Introduction

Before the pandemic hit, most businesses relied on big or small data and the valuable insights derived from the data available. After the pandemic hit, various organizations that were dependent on huge amounts of historical data understood one important thing: most of these models are no longer applicable. Fundamentally, the pandemic changed almost everything, rendering a lot of data useless.

Now, forward-looking analytics and data teams are turning away from traditional Artificial Intelligence (AI) techniques relying on “big” data to a set of analytics that requires less and more varied data. Thus, transitioning from big data to small and varied (wide) data is one of the top data and analytics trends for 2021.

Top Big Data and Analytics Trends of 2021

The following data and analytics trends can encourage businesses and society to deal with the disruptive change, radical uncertainty that the pandemic has bought:

  • More Scalable, Responsible and Smarter AI

More responsible, scalable and smarter AI will encourage better learning algorithms, shorter time to value, and interpretable systems. Businesses will begin to need a lot more from AI systems and they will need to learn how improve the technology that they have been working with — something that up to this point has been a challenge. Thus, AI technology must be able to function with less data through “small data” techniques and adaptive Machine Learning (ML). These AI systems must also comply with federal regulations, protect privacy, and minimize bias to support an ethical AI.

  • Composable data and analytics

The objective of composable data and analytics is to utilize components from various data, analytics, and AI solutions for a flexible and user-friendly experience that will encourage leaders to link data insights to business actions. Most large organizations have multiple business intelligence tools and “enterprise standard” analytics. Thus, composing new applications from the bundled business capabilities of each promotes agility and productivity. Not only will composable analytics and data enable collaboration and develop the analytics capabilities of the organization, it will also increase access to analytics.

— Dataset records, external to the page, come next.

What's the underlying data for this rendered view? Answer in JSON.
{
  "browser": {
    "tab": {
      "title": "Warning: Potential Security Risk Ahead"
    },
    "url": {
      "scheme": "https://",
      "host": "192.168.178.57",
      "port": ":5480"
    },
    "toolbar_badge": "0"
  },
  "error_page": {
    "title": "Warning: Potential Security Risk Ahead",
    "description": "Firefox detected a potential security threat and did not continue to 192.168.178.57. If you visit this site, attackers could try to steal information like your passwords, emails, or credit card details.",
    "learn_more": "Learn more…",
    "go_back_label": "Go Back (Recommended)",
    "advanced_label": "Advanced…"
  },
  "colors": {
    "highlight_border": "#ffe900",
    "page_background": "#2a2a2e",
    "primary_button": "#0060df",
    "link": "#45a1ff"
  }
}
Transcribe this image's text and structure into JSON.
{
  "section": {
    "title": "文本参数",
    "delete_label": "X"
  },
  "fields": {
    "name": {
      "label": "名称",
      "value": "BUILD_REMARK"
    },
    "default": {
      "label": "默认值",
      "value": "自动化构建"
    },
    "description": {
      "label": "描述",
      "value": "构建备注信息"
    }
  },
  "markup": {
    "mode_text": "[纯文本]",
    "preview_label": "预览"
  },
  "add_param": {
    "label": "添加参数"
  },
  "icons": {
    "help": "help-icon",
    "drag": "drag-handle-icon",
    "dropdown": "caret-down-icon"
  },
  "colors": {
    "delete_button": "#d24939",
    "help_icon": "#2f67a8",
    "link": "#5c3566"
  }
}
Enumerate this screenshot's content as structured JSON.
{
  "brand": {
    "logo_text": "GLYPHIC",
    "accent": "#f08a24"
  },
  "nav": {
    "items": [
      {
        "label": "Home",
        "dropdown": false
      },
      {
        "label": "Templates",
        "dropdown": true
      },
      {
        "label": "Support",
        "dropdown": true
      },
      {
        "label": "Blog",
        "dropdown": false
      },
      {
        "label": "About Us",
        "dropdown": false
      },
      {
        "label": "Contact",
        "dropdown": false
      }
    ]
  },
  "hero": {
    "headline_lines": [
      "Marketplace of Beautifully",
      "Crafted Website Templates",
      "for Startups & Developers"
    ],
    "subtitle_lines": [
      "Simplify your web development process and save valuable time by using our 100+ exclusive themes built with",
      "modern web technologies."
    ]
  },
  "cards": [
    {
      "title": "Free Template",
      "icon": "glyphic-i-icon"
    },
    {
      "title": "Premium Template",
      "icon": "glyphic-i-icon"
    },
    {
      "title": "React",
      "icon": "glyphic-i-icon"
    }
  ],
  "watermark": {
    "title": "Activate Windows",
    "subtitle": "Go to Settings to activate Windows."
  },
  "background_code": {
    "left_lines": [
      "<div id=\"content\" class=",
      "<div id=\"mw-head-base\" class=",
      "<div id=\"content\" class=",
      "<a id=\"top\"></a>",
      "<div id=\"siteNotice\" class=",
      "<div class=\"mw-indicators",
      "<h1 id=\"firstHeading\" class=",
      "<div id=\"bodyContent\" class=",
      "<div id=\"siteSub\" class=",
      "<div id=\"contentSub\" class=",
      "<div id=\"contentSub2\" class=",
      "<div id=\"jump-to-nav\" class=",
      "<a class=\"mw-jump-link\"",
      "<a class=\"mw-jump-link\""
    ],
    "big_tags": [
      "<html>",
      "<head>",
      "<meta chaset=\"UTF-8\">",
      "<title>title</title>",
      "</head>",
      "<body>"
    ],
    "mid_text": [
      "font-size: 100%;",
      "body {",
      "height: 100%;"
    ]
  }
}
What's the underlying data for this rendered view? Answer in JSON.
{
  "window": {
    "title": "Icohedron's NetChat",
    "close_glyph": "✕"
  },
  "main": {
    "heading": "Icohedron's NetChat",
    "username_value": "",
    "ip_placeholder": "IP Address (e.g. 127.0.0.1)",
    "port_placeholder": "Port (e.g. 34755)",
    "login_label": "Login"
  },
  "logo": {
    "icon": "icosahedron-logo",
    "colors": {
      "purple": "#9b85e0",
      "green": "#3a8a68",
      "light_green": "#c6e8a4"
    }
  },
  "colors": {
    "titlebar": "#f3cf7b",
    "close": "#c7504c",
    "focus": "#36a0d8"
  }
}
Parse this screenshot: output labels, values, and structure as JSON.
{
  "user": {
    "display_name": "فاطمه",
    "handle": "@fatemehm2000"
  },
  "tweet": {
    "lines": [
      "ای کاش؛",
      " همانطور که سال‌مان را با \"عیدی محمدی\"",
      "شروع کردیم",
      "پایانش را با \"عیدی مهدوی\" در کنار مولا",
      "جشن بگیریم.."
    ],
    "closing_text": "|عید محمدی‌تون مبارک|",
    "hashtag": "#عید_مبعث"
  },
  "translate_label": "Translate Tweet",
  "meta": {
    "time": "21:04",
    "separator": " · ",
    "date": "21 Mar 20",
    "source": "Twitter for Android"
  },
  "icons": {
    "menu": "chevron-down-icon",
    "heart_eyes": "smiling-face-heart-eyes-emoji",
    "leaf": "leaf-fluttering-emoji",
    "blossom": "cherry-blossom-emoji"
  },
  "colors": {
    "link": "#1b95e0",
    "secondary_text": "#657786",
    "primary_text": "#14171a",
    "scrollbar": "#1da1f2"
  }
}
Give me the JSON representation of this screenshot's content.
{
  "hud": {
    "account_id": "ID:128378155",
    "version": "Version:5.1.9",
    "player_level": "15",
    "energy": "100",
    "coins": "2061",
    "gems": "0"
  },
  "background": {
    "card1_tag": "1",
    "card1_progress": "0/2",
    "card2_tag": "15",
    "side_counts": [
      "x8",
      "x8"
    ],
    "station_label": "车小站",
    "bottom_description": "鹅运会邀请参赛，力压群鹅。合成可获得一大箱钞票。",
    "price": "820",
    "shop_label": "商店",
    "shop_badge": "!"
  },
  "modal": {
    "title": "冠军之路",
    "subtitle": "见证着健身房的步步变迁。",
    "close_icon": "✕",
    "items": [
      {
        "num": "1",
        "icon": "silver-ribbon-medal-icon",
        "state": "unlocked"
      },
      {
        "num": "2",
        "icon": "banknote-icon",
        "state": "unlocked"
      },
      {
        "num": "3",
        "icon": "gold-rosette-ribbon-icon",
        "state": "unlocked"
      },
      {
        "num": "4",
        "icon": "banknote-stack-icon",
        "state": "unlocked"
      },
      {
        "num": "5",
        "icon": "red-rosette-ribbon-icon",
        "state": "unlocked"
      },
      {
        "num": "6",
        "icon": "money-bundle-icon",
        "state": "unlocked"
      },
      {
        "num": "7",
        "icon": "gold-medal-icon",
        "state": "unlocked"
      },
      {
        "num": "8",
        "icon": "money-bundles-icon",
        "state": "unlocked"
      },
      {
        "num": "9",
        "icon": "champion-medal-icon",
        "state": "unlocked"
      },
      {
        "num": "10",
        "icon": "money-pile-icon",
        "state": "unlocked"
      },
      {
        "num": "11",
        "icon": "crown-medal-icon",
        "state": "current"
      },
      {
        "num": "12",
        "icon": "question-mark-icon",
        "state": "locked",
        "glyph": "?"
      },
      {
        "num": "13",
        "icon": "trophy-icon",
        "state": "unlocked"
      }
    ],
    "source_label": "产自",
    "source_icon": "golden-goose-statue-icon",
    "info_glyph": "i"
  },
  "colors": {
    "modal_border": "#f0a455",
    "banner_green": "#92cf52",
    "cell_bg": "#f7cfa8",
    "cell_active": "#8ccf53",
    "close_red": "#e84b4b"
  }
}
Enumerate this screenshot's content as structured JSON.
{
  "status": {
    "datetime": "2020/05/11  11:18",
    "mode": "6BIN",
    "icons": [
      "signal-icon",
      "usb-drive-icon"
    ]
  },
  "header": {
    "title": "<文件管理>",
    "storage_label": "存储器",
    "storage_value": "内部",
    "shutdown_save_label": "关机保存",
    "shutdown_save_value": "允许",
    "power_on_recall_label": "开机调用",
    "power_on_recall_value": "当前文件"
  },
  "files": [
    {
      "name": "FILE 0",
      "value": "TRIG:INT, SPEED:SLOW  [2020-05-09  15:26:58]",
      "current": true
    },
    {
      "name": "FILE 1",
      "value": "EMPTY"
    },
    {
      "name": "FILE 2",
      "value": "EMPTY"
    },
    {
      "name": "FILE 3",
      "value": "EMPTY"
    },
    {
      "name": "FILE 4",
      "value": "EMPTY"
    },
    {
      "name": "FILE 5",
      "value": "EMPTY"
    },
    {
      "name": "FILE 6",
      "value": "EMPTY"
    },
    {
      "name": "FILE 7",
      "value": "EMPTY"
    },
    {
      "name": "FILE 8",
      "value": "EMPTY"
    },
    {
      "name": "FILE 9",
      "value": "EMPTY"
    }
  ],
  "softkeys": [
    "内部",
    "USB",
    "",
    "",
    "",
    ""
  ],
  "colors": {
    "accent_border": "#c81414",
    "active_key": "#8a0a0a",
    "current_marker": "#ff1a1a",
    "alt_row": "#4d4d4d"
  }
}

  • Hybrid Cloud and the Edge

Cloud computing had a huge impact on the way Big Data analytics are carried out. The facility to access massive data stores and act on real-time data without expensive infrastructure fuelled the rise of start-ups and apps that offer data-driven services on-demand. However, depending entirely on public cloud providers is not the best approach. Many companies now find themselves focussing on hybrid cloud systems, where some data is held on Microsoft Azure, Amazon Web Service, or Google Cloud servers, while other, perhaps sensitive data, remains in the proprietary walled garden. Cloud providers are now offering “cloud-on-premises” solutions that offer all features and robustness of public cloud while providing data owners full custody of their data.

  • XOps

The goal of XOps (data, ML, platform, model) is to achieve economies and efficiencies of scale using DevOps best practices — and to ensure reusability, reliability, and repeatability while decreasing the duplication of technology and processes and encouraging automation. Such technologies will encourage the scaling of prototypes and provide a flexible design and agile arrangement of governed decision-making systems. Overall, XOps will encourage organizations to operationalize analytics and data to drive business value.

Conclusion

COVID-19 has enhanced digitization, setting a new norm of doing business. Data is now, more than ever, a key supporter of the industry. The new year will see continued efforts in bridging the gap between data analytics and industry needs.